Can a company 'disintegrate?' Absolutely. You might be reading this and thinking that all a company has to do to be successful is integrate both vertically and horizontally as fast and as strongly as possible. Not so. A company can expand too quickly or into areas that other companies already dominate. It then has to look at products or services or areas of production that aren't doing well and think about not offering them anymore.


Consider that Google once tried to launch its own social network. I'll bet you didn't even know this. When it was clear Google couldn't compete with Meta (Facebook, Instagram), Twitter and the others, it stopped supporting Google+. In fact, Google's parent company Alphabet is a particularly well known example of a company that tries to integrate horizontally but also disintegrates horizontally very often.
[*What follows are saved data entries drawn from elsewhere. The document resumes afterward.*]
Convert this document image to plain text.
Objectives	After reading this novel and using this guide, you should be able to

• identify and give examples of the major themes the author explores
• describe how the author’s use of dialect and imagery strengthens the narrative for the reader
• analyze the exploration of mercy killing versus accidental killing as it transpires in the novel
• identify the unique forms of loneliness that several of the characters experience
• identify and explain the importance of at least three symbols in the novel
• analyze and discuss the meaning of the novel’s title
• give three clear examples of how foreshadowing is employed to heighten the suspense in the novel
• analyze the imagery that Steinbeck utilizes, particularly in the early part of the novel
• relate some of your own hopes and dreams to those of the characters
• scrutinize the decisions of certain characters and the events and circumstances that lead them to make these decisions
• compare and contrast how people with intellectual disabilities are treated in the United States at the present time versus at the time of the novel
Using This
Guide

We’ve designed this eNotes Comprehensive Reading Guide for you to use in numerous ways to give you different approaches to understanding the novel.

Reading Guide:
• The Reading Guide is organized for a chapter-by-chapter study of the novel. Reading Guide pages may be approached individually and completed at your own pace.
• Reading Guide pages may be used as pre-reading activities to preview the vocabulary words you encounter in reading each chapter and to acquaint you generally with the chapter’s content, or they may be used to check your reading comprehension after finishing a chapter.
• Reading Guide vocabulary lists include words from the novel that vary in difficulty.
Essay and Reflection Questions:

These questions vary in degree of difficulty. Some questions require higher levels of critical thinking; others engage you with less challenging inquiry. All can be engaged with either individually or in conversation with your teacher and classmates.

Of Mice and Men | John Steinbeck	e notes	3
There's a huge list of companies and ideas that Google has discontinued because they didn't work out or someone else was already doing them better. Did you know that Nintendo and Sony once planned to work together on a games console in the face of Sega's success? That was until Sony believed they could go it alone. In a great example of integration-gone-wrong, the partnership broke apart. Nintendo was quietly confident Sony would fail. Sony released the PlayStation and we're now on the PS5.

In the 90s, you were a Nintendo kid or a Sega kid - until Sony came along. Within a few short years, the landscape changed so dramatically that Sega had to step back from console-making altogether and things looked shaky for Nintendo until the Wii came along. To this day, Sega remains a software developer and Nintendo focuses on blue ocean products, leaving Microsoft and Sony to compete with each other in a red ocean (see below).

Nintendo would struggle to regain its fortunes until the launch of the Wii in late-2006 and would never compete in the same arena as Sony again, while Sega, once the other big console maker of the 90s, stopped making consoles altogether. They now make videogame titles, ironically enough for Nintendo and others.

 

Case Studies to research: LEGO, Warner Brothers or your favourite company This is a really good opportunity for you to do some of your own research. Explore how either LEGO or Warner Brothers have become horizontally integrated and make notes! If you want more of a challenge, pick your favourite media company and research them!